RA: What we understood from our meetings with al-Sharaa is that he says: ‘Okay, so far you did good, now go home and we’ll take over.’ But we don’t accept that. He didn’t shake my hand, but he talked to women, so we can see this as a kind of progress.

TD: Aren’t you just stalling for time? Is it your calculation that interim president al-Sharaa doesn’t last in his position till the end of the year, and are you just trying to hold out until then, to see what comes next? 

RA: No, it is al-Sharaa who is buying time. He acts in contrast to the March agreement and that approach is not solid ground to build Syria’s future on. We want to decentralize. Europe has decentralized systems, why couldn’t we have it too? It depends on al-Sharaa how long he remains in power. If he continues his centralist way of thinking and puts murderers in positions of power, it will be problematic. But al-Sharaa is a pragmatic man. He has to think for himself and not import ideas from elsewhere.

TD: Are you talking about Turkey? After all, Turkey gave a green light for the HTS’s offensive to topple Assad and has supported the HTS for years. And U.S. President Donald Trump could decide to withdraw all U.S. troops from Syria, which could open the way for a Turkish offensive against the Kurds. Doesn’t this all worry you? 

“We don’t want to break up Syria, we want decentralization.”

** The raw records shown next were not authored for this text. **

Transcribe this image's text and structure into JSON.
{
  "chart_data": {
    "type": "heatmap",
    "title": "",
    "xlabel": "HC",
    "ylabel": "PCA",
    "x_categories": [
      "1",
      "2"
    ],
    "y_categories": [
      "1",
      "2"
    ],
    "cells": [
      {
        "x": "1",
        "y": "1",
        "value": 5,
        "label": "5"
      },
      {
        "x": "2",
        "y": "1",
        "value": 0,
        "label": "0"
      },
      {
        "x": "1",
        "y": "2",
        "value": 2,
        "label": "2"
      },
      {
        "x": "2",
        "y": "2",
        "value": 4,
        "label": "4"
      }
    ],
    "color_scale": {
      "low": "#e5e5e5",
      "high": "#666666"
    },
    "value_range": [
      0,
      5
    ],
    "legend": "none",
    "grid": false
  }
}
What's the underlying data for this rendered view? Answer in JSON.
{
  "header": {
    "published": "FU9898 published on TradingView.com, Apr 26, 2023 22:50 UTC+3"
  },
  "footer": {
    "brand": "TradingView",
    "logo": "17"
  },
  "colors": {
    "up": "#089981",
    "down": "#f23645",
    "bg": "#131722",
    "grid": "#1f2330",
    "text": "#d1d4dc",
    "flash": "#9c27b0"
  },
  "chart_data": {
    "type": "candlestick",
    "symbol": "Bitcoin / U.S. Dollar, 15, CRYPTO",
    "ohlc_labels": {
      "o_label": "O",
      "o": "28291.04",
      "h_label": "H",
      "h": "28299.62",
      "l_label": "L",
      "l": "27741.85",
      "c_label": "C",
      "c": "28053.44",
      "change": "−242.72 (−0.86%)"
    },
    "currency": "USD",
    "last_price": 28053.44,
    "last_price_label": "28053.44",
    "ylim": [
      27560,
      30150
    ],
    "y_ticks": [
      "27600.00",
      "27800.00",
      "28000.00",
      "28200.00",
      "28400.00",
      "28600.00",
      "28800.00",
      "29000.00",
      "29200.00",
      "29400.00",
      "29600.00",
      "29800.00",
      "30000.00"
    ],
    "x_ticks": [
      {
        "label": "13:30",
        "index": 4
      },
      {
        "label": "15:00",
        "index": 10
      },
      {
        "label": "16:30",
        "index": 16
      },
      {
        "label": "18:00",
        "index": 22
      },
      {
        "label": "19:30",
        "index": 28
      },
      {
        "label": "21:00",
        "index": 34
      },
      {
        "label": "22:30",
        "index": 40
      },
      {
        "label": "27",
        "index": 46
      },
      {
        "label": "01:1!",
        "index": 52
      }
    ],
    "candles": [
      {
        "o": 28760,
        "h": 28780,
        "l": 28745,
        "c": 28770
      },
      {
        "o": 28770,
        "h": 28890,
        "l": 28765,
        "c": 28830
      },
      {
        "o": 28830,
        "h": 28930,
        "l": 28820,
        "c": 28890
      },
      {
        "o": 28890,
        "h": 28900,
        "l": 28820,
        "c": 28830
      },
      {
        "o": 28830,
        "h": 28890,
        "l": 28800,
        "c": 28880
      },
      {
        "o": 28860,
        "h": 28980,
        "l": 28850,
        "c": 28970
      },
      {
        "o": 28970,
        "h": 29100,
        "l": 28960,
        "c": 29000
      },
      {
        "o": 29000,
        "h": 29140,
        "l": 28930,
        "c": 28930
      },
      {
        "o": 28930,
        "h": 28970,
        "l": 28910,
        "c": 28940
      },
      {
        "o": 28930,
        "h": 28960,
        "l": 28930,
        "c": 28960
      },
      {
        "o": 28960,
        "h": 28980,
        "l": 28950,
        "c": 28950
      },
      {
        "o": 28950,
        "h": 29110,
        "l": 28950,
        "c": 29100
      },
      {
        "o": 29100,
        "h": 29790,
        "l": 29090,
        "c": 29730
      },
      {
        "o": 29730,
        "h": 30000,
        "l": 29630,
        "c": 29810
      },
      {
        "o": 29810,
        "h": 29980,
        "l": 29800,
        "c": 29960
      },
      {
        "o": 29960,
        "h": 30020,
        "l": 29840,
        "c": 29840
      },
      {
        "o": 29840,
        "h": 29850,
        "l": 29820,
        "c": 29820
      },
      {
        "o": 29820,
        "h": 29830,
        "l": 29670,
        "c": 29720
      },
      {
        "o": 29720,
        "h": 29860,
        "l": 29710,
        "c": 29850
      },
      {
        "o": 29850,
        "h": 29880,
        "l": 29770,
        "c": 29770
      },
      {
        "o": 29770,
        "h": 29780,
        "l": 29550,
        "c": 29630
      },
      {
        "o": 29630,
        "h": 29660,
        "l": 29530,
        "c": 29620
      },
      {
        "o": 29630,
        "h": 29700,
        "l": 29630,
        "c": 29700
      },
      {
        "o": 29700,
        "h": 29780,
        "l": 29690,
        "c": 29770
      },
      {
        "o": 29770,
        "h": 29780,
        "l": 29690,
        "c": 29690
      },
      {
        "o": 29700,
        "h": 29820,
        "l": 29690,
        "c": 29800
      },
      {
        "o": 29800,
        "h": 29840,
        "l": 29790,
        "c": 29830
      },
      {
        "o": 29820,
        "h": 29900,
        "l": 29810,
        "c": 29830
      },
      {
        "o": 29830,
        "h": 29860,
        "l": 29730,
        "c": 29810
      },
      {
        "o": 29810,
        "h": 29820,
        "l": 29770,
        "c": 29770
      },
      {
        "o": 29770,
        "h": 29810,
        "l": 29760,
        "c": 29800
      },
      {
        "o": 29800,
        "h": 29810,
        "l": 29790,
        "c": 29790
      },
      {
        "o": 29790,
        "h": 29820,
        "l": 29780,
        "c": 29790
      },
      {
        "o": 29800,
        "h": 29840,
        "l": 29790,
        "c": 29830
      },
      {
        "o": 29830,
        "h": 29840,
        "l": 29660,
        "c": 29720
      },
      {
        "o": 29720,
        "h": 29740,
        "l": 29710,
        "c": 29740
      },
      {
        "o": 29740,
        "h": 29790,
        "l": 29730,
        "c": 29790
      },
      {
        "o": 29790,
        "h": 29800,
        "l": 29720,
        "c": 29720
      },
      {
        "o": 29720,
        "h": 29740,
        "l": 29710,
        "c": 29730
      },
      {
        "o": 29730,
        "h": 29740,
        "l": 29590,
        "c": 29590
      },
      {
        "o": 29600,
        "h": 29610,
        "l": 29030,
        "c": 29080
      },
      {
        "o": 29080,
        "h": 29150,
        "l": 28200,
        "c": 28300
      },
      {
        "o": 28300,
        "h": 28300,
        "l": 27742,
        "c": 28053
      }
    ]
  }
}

RA: Turkey’s President Recep Erdoğan has said that anyone who wants to break up Syria will find Turkey standing in their way. He was referring to us. But we don’t want to break up Syria, we want decentralization. And yes, we have concerns. No stability has been achieved yet, and ISIS could benefit. Of course, the SDF fought against ISIS, and Turkey helped ISIS. We have no guarantees that Turkey won’t attack us. But we insist on one thing: There must be one democratic Syria.

TD: The longer we talk, the more I get the idea that you don’t strive to merge into the Syrian army, but that you want the Syrian army to merge into the SDF and adopt its vision of local self-government and self-defense. Is this what you mean with “real integration“?

RA: (Smiles) 

TD: Do you really think this is possible? 

RA: If no external interventions occur, we trust our mindset, we trust our goals and we can really benefit from this process. This will happen with women’s leadership, and we have no doubts. You know, if you put a stone in a river, like we did, no flooding can remove it from its place.